For $350 million any stadium should look good. Unfortunately, USF seems to have the mindset of Congress...spend money that doesn't exist or is completely reckless. The difference....USF just can't make money up out of thin air, and let over 330 million people foot the bill (directly and/or indirectly). They should have been pushing for this back when we did. The gap between the halves and the have-nots is growing, and costs are skyrocketing for everything. This sounds like a way to bury their program for sure. They need to get creative.....very creative. Tulane's Yulman Stadium seats 30k and cost 73 million (opened in 2014). They got 32.5 million of that cost from 2 megadonors. That project probably costs at least double that now.
For a more modern-day example pulled from Wikipedia, San Diego State got involved with a major city/state college-wide project, with 310 million in costs incurred on a 35K multi-purpose stadium to be opened this season. That means SDSU is not on the hook for all of this. The only specifics I could find on who is responsible for the $310 million is in the article at this link:
https://www.sandiegouniontribune.co.../story/2020-03-24/sdsu-mission-valley-stadium
"The entire $3.5 billion SDSU Mission Valley project includes housing, office and retail space, hotels, and 80 acres (32 ha) of parks and open space, including a 34 acres (14 ha) acre river park along the
San Diego River on adjacent city property, and will be developed in phases over 10–15 years. The stadium will seat 35,000 fans and is being built to support college football, non-football NCAA championship games, professional soccer, rugby, lacrosse, and special events such as concerts. The stadium was designed to be expandable to a capacity of 55,000 (complete with a plan and renderings for such an expansion) or more to accommodate a prospective NFL return to San Diego and/or future needs of the Aztecs football team.
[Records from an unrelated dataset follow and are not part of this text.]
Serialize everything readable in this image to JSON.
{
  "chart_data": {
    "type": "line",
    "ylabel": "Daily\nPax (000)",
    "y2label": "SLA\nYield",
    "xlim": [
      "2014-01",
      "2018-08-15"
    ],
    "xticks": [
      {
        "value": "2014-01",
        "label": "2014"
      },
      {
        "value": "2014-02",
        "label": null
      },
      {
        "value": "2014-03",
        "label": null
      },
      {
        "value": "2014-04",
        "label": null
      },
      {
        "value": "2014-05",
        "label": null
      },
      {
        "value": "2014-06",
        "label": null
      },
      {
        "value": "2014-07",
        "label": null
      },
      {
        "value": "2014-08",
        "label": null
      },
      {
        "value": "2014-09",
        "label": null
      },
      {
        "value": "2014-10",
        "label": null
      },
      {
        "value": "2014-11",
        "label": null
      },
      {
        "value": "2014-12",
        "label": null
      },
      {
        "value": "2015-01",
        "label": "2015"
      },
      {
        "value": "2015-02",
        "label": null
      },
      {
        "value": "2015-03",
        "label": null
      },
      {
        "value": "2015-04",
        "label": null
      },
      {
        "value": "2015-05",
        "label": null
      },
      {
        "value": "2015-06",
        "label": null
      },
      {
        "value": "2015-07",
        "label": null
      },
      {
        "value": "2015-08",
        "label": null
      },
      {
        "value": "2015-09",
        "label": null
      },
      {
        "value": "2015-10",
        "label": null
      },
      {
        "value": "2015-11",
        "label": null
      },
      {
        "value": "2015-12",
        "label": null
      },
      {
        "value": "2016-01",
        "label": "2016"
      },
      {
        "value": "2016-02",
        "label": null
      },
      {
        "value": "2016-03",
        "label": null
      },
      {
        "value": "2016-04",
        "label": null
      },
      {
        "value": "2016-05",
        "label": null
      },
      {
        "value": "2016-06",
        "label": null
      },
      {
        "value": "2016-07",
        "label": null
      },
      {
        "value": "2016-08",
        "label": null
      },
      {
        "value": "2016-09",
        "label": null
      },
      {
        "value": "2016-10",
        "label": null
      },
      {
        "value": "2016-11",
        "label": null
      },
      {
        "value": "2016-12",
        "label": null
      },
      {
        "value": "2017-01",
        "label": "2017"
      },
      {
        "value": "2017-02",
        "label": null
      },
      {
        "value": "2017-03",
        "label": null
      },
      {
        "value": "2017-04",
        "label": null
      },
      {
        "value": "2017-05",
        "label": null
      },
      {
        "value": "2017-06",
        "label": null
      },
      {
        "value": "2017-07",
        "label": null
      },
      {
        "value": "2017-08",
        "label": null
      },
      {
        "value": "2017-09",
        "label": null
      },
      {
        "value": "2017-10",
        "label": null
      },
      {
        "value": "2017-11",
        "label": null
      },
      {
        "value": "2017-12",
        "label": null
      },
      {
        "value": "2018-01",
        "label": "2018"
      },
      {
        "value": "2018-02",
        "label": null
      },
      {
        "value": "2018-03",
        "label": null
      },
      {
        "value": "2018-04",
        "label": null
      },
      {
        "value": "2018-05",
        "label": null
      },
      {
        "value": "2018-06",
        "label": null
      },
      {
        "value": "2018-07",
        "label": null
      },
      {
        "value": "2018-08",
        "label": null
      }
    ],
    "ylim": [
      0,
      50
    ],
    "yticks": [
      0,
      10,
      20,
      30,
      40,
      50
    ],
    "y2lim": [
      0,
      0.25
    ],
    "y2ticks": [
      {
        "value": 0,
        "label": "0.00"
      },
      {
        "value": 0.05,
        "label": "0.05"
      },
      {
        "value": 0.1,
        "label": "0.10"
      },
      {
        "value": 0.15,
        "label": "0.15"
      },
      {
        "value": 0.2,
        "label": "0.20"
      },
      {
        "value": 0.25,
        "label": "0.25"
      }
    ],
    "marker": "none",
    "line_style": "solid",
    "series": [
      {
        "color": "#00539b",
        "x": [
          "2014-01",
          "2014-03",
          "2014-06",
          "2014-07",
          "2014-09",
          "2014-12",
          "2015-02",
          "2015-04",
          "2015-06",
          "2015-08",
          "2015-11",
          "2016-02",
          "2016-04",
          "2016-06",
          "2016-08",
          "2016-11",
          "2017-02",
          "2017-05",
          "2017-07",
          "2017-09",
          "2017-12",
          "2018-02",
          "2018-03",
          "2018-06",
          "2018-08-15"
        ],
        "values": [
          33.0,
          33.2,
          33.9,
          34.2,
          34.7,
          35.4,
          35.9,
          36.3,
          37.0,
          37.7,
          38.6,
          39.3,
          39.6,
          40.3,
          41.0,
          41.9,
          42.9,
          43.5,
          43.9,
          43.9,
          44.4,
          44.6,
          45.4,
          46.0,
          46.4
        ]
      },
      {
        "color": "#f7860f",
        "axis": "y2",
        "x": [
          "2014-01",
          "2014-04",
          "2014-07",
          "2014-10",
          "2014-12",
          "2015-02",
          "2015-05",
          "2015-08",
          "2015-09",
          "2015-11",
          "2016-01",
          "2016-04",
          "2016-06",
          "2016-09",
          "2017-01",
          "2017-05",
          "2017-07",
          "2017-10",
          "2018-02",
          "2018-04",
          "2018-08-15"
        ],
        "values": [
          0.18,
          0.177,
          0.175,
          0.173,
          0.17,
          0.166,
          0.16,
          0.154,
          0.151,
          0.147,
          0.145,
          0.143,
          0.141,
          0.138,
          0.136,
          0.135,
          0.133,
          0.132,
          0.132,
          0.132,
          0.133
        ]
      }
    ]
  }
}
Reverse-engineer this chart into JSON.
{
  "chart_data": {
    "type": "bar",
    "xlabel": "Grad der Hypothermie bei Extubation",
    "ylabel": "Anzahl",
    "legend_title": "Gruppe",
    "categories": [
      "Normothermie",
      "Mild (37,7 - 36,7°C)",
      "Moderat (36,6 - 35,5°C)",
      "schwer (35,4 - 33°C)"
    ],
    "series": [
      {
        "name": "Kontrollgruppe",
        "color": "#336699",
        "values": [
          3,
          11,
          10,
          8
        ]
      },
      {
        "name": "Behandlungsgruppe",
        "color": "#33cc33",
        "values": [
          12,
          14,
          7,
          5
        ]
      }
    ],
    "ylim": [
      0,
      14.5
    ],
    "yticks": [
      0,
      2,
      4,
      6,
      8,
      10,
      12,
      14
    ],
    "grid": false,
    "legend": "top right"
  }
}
On December 6, 2021, San Diego State announced a naming rights agreement with
Qualcomm, who also owned the naming rights to the original stadium. The stadium will be known as Snapdragon Stadium, named after Qualcomm's
Snapdragon brand of
Systems on a chip.
On December 15, 2021,
San Diego Wave FC of the
National Women's Soccer League (NWSL) announced it would move to Snapdragon Stadium starting in September 2022 following the stadium's completion; the club began its inaugural 2022 season at
Torero Stadium at the
University of San Diego.
In January 2022, it was announced that San Diego would be home to the
2023 World Lacrosse Championship, with Snapdragon Stadium to be the primary venue.
On February 2, 2022, the
San Diego Legion of
Major League Rugby (MLR) announced Snapdragon Stadium to be their new home beginning in 2023."
Unless USF gets some kind of project lined-up like this, I don't see how they can afford to stay in the arms race.